3.0 is the ninth Spanish album and eleventh studio album by American recording artist Marc Anthony. It was released on July 23, 2013. It is his first original salsa album in over a decade. "Vivir Mi Vida," a Spanish cover of the Khaled song "C'est la vie", was released as the first single on April 15, 2013. "Cambio de Piel" was released as the second single on October 8, 2013. The album was nominated for Album of the Year and won Best Salsa Album at the 2014 Latin Grammy Awards.

Professional ratings
Review scores
| Source | Rating |
| AllMusic | Star |

== Commercial performance ==
3.0 debuted at number 5 on the US Billboard 200, selling 47,000 copies in its first week.
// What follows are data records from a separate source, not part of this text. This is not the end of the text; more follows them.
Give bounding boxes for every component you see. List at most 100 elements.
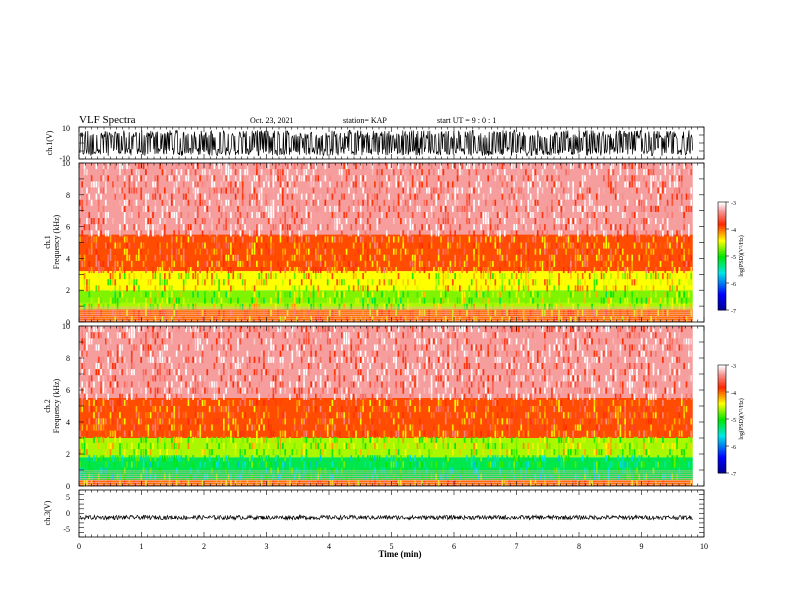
- spectrogram-cell: [258, 442, 261, 450]
- spectrogram-cell: [121, 387, 124, 394]
- spectrogram-cell: [130, 350, 133, 357]
- spectrogram-cell: [444, 248, 447, 255]
- spectrogram-cell: [149, 218, 152, 225]
- spectrogram-cell: [435, 273, 438, 280]
- spectrogram-cell: [515, 260, 518, 267]
- spectrogram-cell: [90, 303, 93, 310]
- spectrogram-cell: [307, 332, 310, 339]
- spectrogram-cell: [352, 393, 355, 400]
- spectrogram-cell: [159, 163, 161, 170]
- spectrogram-cell: [133, 285, 135, 292]
- spectrogram-cell: [88, 230, 91, 237]
- spectrogram-cell: [343, 350, 346, 357]
- spectrogram-cell: [350, 449, 353, 456]
- spectrogram-cell: [470, 303, 473, 310]
- spectrogram-cell: [305, 430, 308, 437]
- spectrogram-cell: [374, 254, 376, 261]
- spectrogram-cell: [437, 163, 440, 170]
- spectrogram-cell: [86, 418, 88, 425]
- spectrogram-cell: [614, 236, 617, 243]
- spectrogram-cell: [168, 369, 171, 376]
- spectrogram-cell: [149, 479, 152, 486]
- spectrogram-cell: [626, 285, 629, 292]
- spectrogram-cell: [211, 381, 213, 388]
- spectrogram-cell: [326, 442, 329, 450]
- spectrogram-cell: [149, 455, 152, 462]
- spectrogram-cell: [90, 381, 93, 388]
- spectrogram-cell: [161, 387, 164, 394]
- spectrogram-cell: [248, 375, 251, 382]
- spectrogram-cell: [102, 175, 105, 182]
- spectrogram-cell: [300, 230, 303, 237]
- spectrogram-cell: [135, 297, 138, 304]
- spectrogram-cell: [246, 211, 249, 219]
- colorbar-swatch: [718, 297, 726, 300]
- spectrogram-cell: [265, 467, 268, 474]
- spectrogram-cell: [645, 273, 648, 280]
- spectrogram-cell: [447, 273, 449, 280]
- spectrogram-cell: [312, 356, 315, 363]
- spectrogram-cell: [128, 163, 131, 170]
- spectrogram-cell: [267, 175, 270, 182]
- spectrogram-cell: [562, 315, 565, 322]
- spectrogram-cell: [442, 230, 445, 237]
- spectrogram-cell: [350, 344, 353, 351]
- spectrogram-cell: [173, 291, 176, 298]
- spectrogram-cell: [588, 218, 591, 225]
- spectrogram-cell: [215, 430, 218, 437]
- spectrogram-cell: [277, 467, 279, 474]
- spectrogram-cell: [310, 350, 312, 357]
- spectrogram-cell: [168, 449, 171, 456]
- spectrogram-cell: [319, 356, 322, 363]
- spectrogram-cell: [444, 193, 447, 200]
- spectrogram-cell: [185, 266, 187, 274]
- spectrogram-cell: [310, 362, 312, 370]
- spectrogram-cell: [685, 303, 688, 310]
- spectrogram-cell: [225, 406, 228, 413]
- spectrogram-cell: [154, 230, 157, 237]
- spectrogram-cell: [171, 399, 173, 406]
- spectrogram-cell: [317, 254, 320, 261]
- spectrogram-cell: [95, 285, 98, 292]
- spectrogram-cell: [473, 315, 475, 322]
- spectrogram-cell: [553, 285, 556, 292]
- spectrogram-cell: [145, 461, 147, 468]
- spectrogram-cell: [152, 175, 154, 182]
- spectrogram-cell: [119, 193, 121, 200]
- spectrogram-cell: [201, 169, 204, 176]
- spectrogram-cell: [286, 260, 289, 267]
- spectrogram-cell: [199, 399, 202, 406]
- spectrogram-cell: [510, 187, 513, 194]
- spectrogram-cell: [213, 279, 216, 286]
- spectrogram-cell: [350, 260, 353, 267]
- spectrogram-cell: [345, 375, 348, 382]
- colorbar-swatch: [718, 212, 726, 216]
- spectrogram-cell: [130, 211, 133, 219]
- spectrogram-cell: [185, 412, 187, 419]
- spectrogram-cell: [303, 169, 305, 176]
- spectrogram-cell: [79, 205, 81, 212]
- spectrogram-cell: [678, 291, 681, 298]
- spectrogram-cell: [97, 205, 100, 212]
- spectrogram-cell: [267, 356, 270, 363]
- spectrogram-cell: [197, 218, 199, 225]
- spectrogram-cell: [527, 273, 530, 280]
- spectrogram-cell: [640, 254, 643, 261]
- spectrogram-cell: [112, 442, 114, 450]
- spectrogram-cell: [310, 291, 312, 298]
- spectrogram-cell: [307, 461, 310, 468]
- spectrogram-cell: [171, 297, 173, 304]
- spectrogram-cell: [447, 285, 449, 292]
- spectrogram-cell: [336, 406, 338, 413]
- spectrogram-cell: [326, 297, 329, 304]
- spectrogram-cell: [593, 163, 596, 170]
- spectrogram-cell: [282, 199, 284, 206]
- spectrogram-cell: [407, 181, 409, 188]
- spectrogram-cell: [199, 393, 202, 400]
- spectrogram-cell: [140, 350, 143, 357]
- spectrogram-cell: [572, 211, 575, 219]
- spectrogram-cell: [603, 315, 605, 322]
- colorbar-swatch: [718, 301, 726, 304]
- spectrogram-cell: [128, 175, 131, 182]
- spectrogram-cell: [282, 315, 284, 322]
The album is certified 13× platinum (Latin) by the RIAA.

==Track listing==

| No. | Title | Writer(s) | Length |
|---|---|---|---|
| 1. | "Vivir Mi Vida" | Khaled; RedOne; Alex Papaconstantinou; Björn Djupström; Bilal Hajji; | 4:15 |
| 2. | "Volver a Comenzar" | Adriana Lucia | 4:32 |
| 3. | "Flor Pálida" | Polo Montañez | 4:35 |
| 4. | "Cambio de Piel" | Julio Reyes | 4:36 |
| 5. | "Espera" | Ettore Grenci; Monica Velez; | 3:58 |
| 6. | "La Copa Rota" | Benito de Jesús | 3:28 |
| 7. | "Dime Si No Es Verdad" | Luísito Berrios | 4:02 |
| 8. | "Hipocresía" | Reyes | 4:29 |
| 9. | "Cautivo de Este Amor" | Reyes | 3:36 |
| 10. | "Vivir Mi Vida" (Versión Pop) | Khaled; RedOne; Papaconstantinou; Djupström; Hajji; | 3:55 |
| Total length: |  |  | 41:26 |

==Charts==

===Weekly charts===

| Chart (2013) | Peak position |
|---|---|
| Belgian Albums (Ultratop Flanders) | 185 |
| Colombian Albums (Prodiscos) | 1 |
| Italian Albums (FIMI) | 48 |
| Mexican Albums (Top 100 Mexico) | 2 |
| Peruvian Albums (PhantomMusicStore) | 1 |
| Dutch Albums (Album Top 100) | 62 |
| Spanish Albums (PROMUSICAE) | 1 |
| Swiss Albums (Schweizer Hitparade) | 59 |
| US Billboard 200 | 5 |
| US Top Latin Albums (Billboard) | 1 |
| US Tropical Albums (Billboard) | 1 |
| Uruguayan Albums (CUD) | 1 |
| Venezuelan Albums (Recordland) | 1 |

===Year-end charts===

| Chart (2013) | Position |
|---|---|
| Argentinian Albums (CAPIF) | 18 |
| Spain (PROMUSICAE) | 22 |
| US Top Latin Albums (Billboard) | 2 |
| US Tropical Albums (Billboard) | 1 |
| Chart (2014) | Position |
| Mexican Albums | 19 |
| US Top Latin Albums (Billboard) | 3 |
| US Tropical Albums (Billboard) | 2 |
| Chart (2015) | Position |
| US Top Latin Albums (Billboard) | 16 |
| US Tropical Albums (Billboard) | 3 |
| Chart (2016) | Position |
| US Top Latin Albums (Billboard) | 45 |
| Chart (2017) | Position |
| US Top Latin Albums (Billboard) | 27 |
| Chart (2018) | Position |
| US Top Latin Albums (Billboard) | 26 |

==Sales and certifications==

| Region | Certification | Certified units/sales |
| Argentina (CAPIF) | Gold | 20,000^{^} |
| Central America (CFC) | Gold | 5,000 |
| Chile | Platinum |  |
| Colombia | Platinum |  |
| Mexico (AMPROFON) | 4× Platinum | 240,000^{‡} |
| Spain (PROMUSICAE) | Gold | 20,000^{^} |
| United States (RIAA) | 13× Platinum (Latin) | 780,000^{‡} |
| Uruguay (CUD) | Platinum | 4,000^{^} |
| Venezuela | Platinum |  |
^{^} Shipments figures based on certification alone. ^{‡} Sales+streaming figures based on certification alone.